Palco da Nightlife Tour, design assinado por Zaha Hadid.

Cercá-lo de informações por todos os lados solidificou sua atmosfera distópica no imaginário da cultura popular. Aquele novo mundo havia sido criado de maneira tão detalhada que dispensava cuidados faixa-a-faixa, pois seu conteúdo com descrição tolkieniana, propicia uma experiência imersiva tal qual a de um livro cuja base se amalgama ao subjetivo do leitor, permitindo-o ter uma visão própria daquele universo em todos seus aspectos.

Enquanto um retrato da ânsia pré-2000, Nightlife vai no caminho contrário das boas expectativas: industrial, soturno e niilista, como poderiamos pensar o agouro realizado pelo canto da ave mecânica em ‘’October’’, longa de Serguei Eisenstein. No outro extremo do espectro, Ray Of Light e sua espontaneidade inundada por tom místico, anuncia com vigor um futuro harmônico, onde a comunhão entre valores humanos, natureza e tecnologia se fazem presentes.

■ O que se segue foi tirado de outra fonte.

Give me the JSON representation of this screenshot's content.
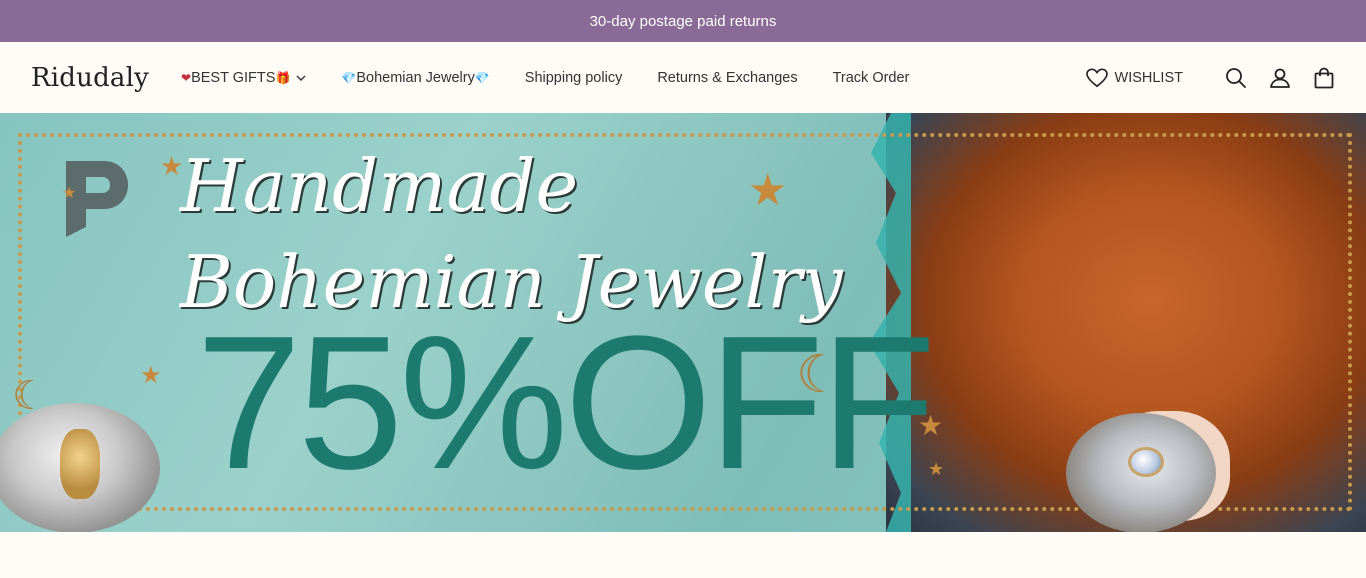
{
  "announcement": {
    "text": "30-day postage paid returns"
  },
  "header": {
    "logo": "Ridudaly",
    "nav": [
      {
        "label": "BEST GIFTS",
        "prefix": "❤",
        "suffix": "🎁",
        "has_dropdown": true
      },
      {
        "label": "Bohemian Jewelry",
        "prefix": "💎",
        "suffix": "💎",
        "has_dropdown": false
      },
      {
        "label": "Shipping policy"
      },
      {
        "label": "Returns & Exchanges"
      },
      {
        "label": "Track Order"
      }
    ],
    "wishlist_label": "WISHLIST",
    "icons": [
      "heart-icon",
      "search-icon",
      "account-icon",
      "cart-icon"
    ]
  },
  "hero": {
    "line1": "Handmade",
    "line2": "Bohemian Jewelry",
    "discount": "75%OFF",
    "colors": {
      "background": "#8fc9c4",
      "discount": "#1d7a6e",
      "frame": "#c79a4c",
      "announcement": "#8a6b97"
    }
  }
}
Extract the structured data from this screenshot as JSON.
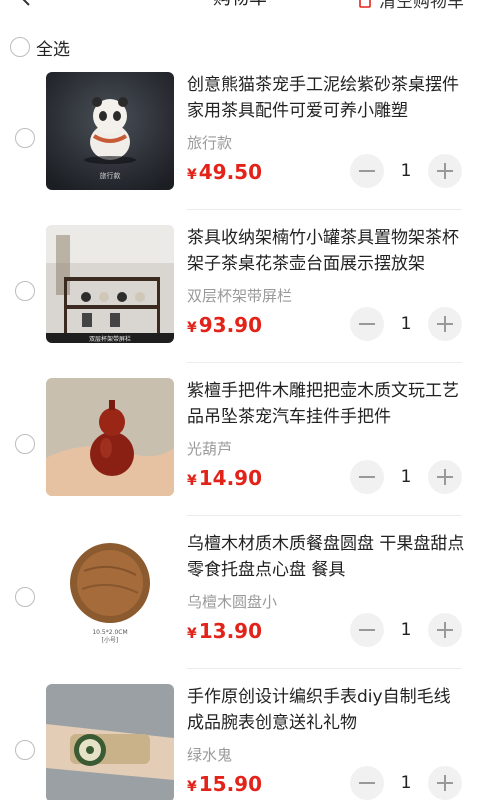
{
  "header": {
    "title": "购物车",
    "clear_label": "清空购物车"
  },
  "select_all": {
    "label": "全选"
  },
  "items": [
    {
      "title": "创意熊猫茶宠手工泥绘紫砂茶桌摆件家用茶具配件可爱可养小雕塑",
      "spec": "旅行款",
      "currency": "¥",
      "price": "49.50",
      "qty": "1",
      "thumb_caption": "旅行款"
    },
    {
      "title": "茶具收纳架楠竹小罐茶具置物架茶杯架子茶桌花茶壶台面展示摆放架",
      "spec": "双层杯架带屏栏",
      "currency": "¥",
      "price": "93.90",
      "qty": "1",
      "thumb_caption": "双层杯架带屏栏"
    },
    {
      "title": "紫檀手把件木雕把把壶木质文玩工艺品吊坠茶宠汽车挂件手把件",
      "spec": "光葫芦",
      "currency": "¥",
      "price": "14.90",
      "qty": "1"
    },
    {
      "title": "乌檀木材质木质餐盘圆盘 干果盘甜点零食托盘点心盘 餐具",
      "spec": "乌檀木圆盘小",
      "currency": "¥",
      "price": "13.90",
      "qty": "1",
      "thumb_caption": "10.5*2.0CM",
      "thumb_caption2": "[小号]"
    },
    {
      "title": "手作原创设计编织手表diy自制毛线成品腕表创意送礼礼物",
      "spec": "绿水鬼",
      "currency": "¥",
      "price": "15.90",
      "qty": "1"
    }
  ]
}
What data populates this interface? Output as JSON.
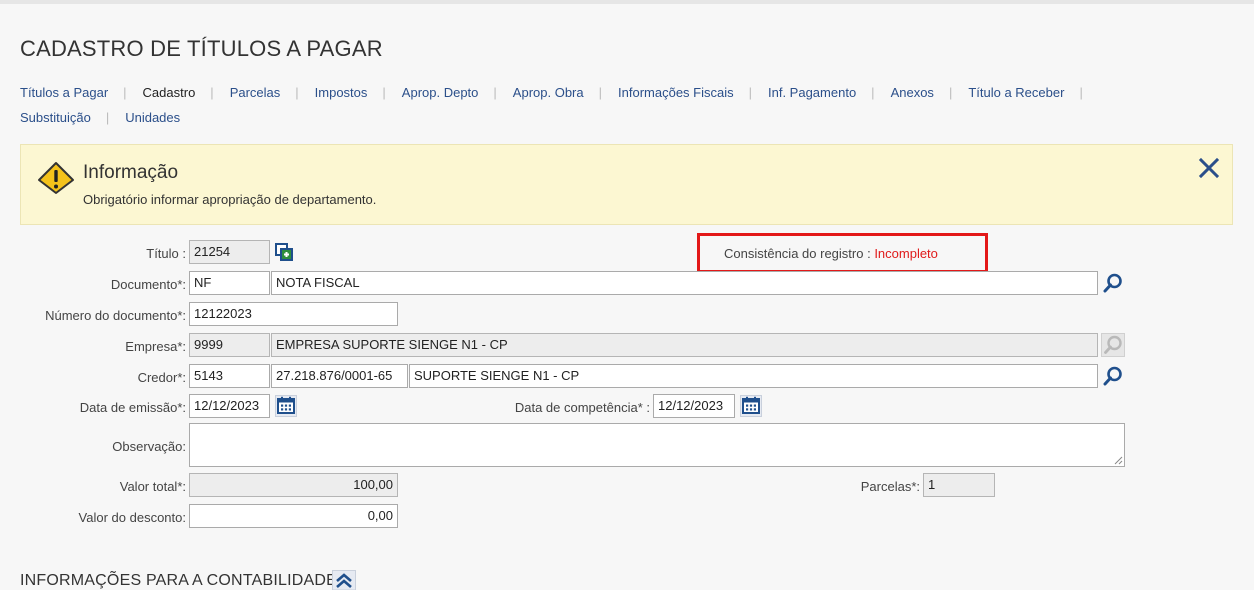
{
  "page_title": "CADASTRO DE TÍTULOS A PAGAR",
  "tabs": [
    {
      "label": "Títulos a Pagar"
    },
    {
      "label": "Cadastro"
    },
    {
      "label": "Parcelas"
    },
    {
      "label": "Impostos"
    },
    {
      "label": "Aprop. Depto"
    },
    {
      "label": "Aprop. Obra"
    },
    {
      "label": "Informações Fiscais"
    },
    {
      "label": "Inf. Pagamento"
    },
    {
      "label": "Anexos"
    },
    {
      "label": "Título a Receber"
    },
    {
      "label": "Substituição"
    },
    {
      "label": "Unidades"
    }
  ],
  "alert": {
    "title": "Informação",
    "message": "Obrigatório informar apropriação de departamento."
  },
  "consistency": {
    "label": "Consistência do registro :",
    "value": "Incompleto"
  },
  "form": {
    "titulo": {
      "label": "Título :",
      "value": "21254"
    },
    "documento": {
      "label": "Documento*:",
      "code": "NF",
      "description": "NOTA FISCAL"
    },
    "numero_documento": {
      "label": "Número do documento*:",
      "value": "12122023"
    },
    "empresa": {
      "label": "Empresa*:",
      "code": "9999",
      "name": "EMPRESA SUPORTE SIENGE N1 - CP"
    },
    "credor": {
      "label": "Credor*:",
      "code": "5143",
      "cnpj": "27.218.876/0001-65",
      "name": "SUPORTE SIENGE N1 - CP"
    },
    "data_emissao": {
      "label": "Data de emissão*:",
      "value": "12/12/2023"
    },
    "data_competencia": {
      "label": "Data de competência* :",
      "value": "12/12/2023"
    },
    "observacao": {
      "label": "Observação:",
      "value": ""
    },
    "valor_total": {
      "label": "Valor total*:",
      "value": "100,00"
    },
    "parcelas": {
      "label": "Parcelas*:",
      "value": "1"
    },
    "valor_desconto": {
      "label": "Valor do desconto:",
      "value": "0,00"
    }
  },
  "section": {
    "title": "INFORMAÇÕES PARA A CONTABILIDADE"
  },
  "colors": {
    "accent": "#2b4f8a",
    "alert_bg": "#fcf7d2",
    "highlight_border": "#e31818",
    "error_text": "#e01b1b"
  }
}
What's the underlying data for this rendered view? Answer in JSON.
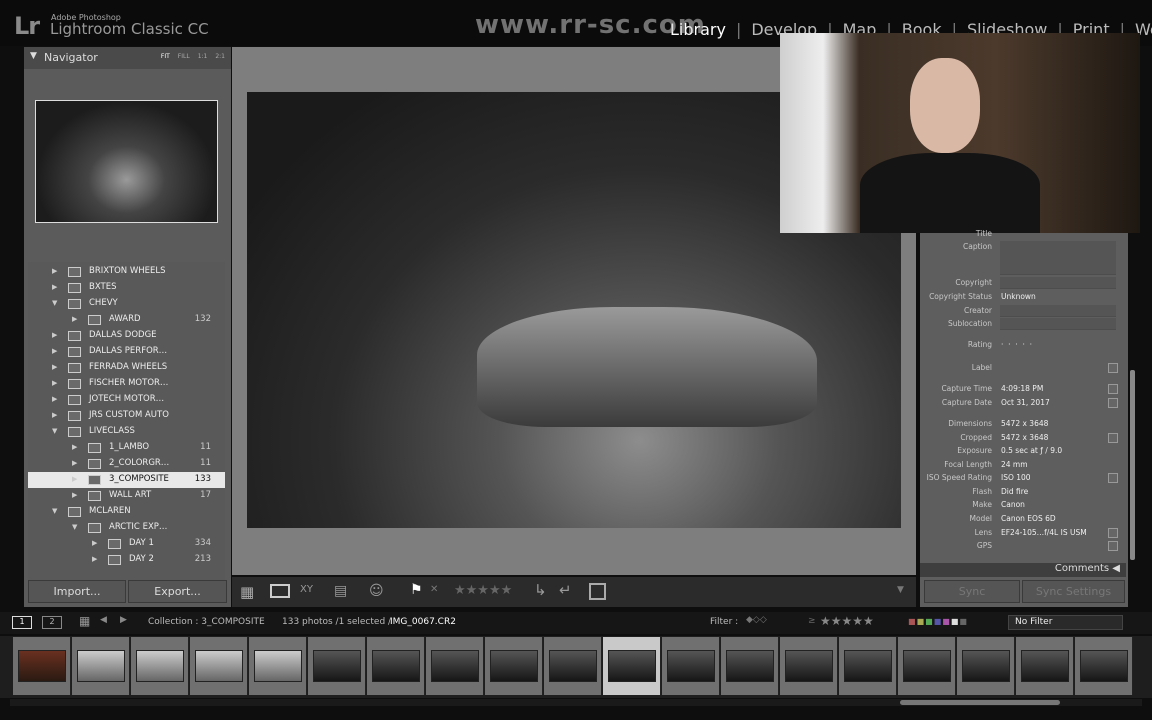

Ezra Pound certa vez definiu o artista em seu ofício como ‘’A Antena de seu Tempo’’, talvez seja essa a principal função do artista para os registros históricos: retratar os anseios do mundo que o rodeia, formar zeigeists de luz ou trevas, garantir que a história seja também contada pela visão do criador.